Just to drive that nail home, monitoring does not replace metrics, nor do metrics replace monitoring. They are fraternal twins, not identical. Monitoring, in fact, relies on metrics and should be generating metrics of its own. But metric data is only part of what a monitoring system needs, not every issue can be found by watching a stream of data over time, and some things that require attention don’t lend themselves to these nice streams of datapoints.
Monitoring is driven by events and by measurements.
Your ideas are intriguing to me and I wish to subscribe to your newsletter
At this point I’m hoping you’re thinking to yourself that this is making sense, and that you want to know more about monitoring and what it means for us.
In the simplest terms, monitoring is both proactive and reactive.
It’s proactive in the health checks that it does. These can take a number of forms and are initiated by the monitoring server making remote checks, by monitoring agents running scheduled checks and reporting back to the server, or by monitoring agents performing checks as directed by the server. If you can determine an up/down or passing/failing status for a process/system/piece of hardware, or a measurement with a threshold that shouldn’t be crossed, as long as there’s a way to query that data you can monitor for it. Ping checks are a simple example of an up/down check - the server pings a system and sends an alert if it doesn’t respond. Threshold measurements would be things like disk space utilization, memory utilization, etc.
Reactive events are initiated from outside the monitoring system itself. These are typically not ongoing health checks or threshold monitors, but a response to an error condition somewhere that is then captured by the monitoring system and generates an alert.
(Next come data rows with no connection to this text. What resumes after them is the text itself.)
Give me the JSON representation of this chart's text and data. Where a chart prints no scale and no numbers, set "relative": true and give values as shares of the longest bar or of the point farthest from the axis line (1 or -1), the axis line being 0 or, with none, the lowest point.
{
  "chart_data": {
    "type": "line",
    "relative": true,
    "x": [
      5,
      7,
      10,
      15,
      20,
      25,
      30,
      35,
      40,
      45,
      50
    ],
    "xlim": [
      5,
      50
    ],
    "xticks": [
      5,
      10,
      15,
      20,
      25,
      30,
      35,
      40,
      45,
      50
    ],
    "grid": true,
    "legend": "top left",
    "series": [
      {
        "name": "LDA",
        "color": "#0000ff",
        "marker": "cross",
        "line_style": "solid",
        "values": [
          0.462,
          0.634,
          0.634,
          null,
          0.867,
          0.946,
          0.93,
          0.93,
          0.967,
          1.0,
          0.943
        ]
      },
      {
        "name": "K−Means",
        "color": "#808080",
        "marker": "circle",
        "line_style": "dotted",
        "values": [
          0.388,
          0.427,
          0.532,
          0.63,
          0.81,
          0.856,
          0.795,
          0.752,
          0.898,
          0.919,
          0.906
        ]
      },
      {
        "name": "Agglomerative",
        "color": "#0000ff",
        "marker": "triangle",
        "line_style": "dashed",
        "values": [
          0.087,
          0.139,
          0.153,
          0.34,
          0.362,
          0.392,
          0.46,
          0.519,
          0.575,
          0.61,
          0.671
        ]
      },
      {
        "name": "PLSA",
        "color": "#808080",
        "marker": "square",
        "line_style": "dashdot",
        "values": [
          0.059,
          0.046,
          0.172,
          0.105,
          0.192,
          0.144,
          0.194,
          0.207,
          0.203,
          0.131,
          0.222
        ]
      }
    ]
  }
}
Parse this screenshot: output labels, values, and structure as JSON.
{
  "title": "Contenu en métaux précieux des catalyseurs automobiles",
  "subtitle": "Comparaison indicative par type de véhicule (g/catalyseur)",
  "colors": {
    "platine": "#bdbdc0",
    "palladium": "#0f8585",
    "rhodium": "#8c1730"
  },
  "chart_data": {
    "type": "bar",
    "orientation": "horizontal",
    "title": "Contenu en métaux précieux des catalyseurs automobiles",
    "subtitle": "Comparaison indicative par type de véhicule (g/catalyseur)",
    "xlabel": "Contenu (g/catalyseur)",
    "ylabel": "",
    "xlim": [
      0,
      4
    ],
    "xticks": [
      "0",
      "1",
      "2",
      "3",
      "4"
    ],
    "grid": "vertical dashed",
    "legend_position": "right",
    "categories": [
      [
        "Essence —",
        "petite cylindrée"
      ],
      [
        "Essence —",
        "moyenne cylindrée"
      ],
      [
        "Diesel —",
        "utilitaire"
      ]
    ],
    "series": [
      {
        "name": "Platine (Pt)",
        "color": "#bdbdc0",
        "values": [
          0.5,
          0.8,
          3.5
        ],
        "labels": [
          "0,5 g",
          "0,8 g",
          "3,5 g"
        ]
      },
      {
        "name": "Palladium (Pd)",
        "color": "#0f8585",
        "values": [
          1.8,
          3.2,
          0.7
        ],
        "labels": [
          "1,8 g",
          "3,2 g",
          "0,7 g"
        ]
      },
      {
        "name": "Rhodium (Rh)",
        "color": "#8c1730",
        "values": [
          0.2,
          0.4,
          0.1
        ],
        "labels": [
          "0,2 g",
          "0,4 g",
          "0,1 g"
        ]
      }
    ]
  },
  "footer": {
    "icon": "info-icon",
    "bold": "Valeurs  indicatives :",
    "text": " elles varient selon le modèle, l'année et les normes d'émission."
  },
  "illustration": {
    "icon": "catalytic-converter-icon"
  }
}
This could be a function in an application that sends an event to the monitoring system when certain conditions are met (or not met). It could be a process watching a application log and sending an event when an error is found in the log. It could even be a manually generated event.
The central purpose of a monitoring system is to manage events and generate alerts. It doesn’t matter how well you monitor anything if you never send an alert when something is broken. Ideally everything is humming along perfectly and you never get an alert, but if something does go wrong we want to know about it first - if a customer notifies us about an issue that we’re monitoring for before we’ve been alerted by monitoring then we’ve failed.
But alerting should not done with a shotgun approach. Too many alerts are just as bad as too few, over-alerting means that people are getting alerts for things which are not critical, are not really issues, or are not issues for which action needs to be taken. This leads to alert fatigue and increases the likelihood that alerts will be missed or ignored.
Any time an alert is sent it must be specific, concrete, and actionable.
Specific - the alert must be for a specific process, threshold, condition, or event.
Concrete - the alert must be well-defined and refer to an actual problem.
Actionable - most of all, if someone is alerted, more specifically if someone is paged, that alert must be actionable. If there is nothing for the on call person to do in response to the page it should not have been sent. A page is a call to action and must be treated as such, paging for informational purposes only is counter-productive and deadly to morale.
And all alerting must be a function of the monitoring system, a central master where all alerts are tracked and managed. When you get paged you should know exactly where to go to ACK the alert and get the necessary details. Anything outside of the monitoring server that wants to send alerts should do so via the monitoring system.
One ring to rule them all
The central monitoring system is then the single pane of glass view into all monitoring events and alerts, but it absolutely must not be a single point of failure. The monitoring system must have a high-availability configuration so that it is available at all times, and must be scaled to handle the peak event load without faltering. This is our view into the environment, if it fails we’re blind.
As the view into all events and alerting, the dashboard must also be connected to other related systems. Events should link to the relevant metrics, documentation and tickets wherever they're captured.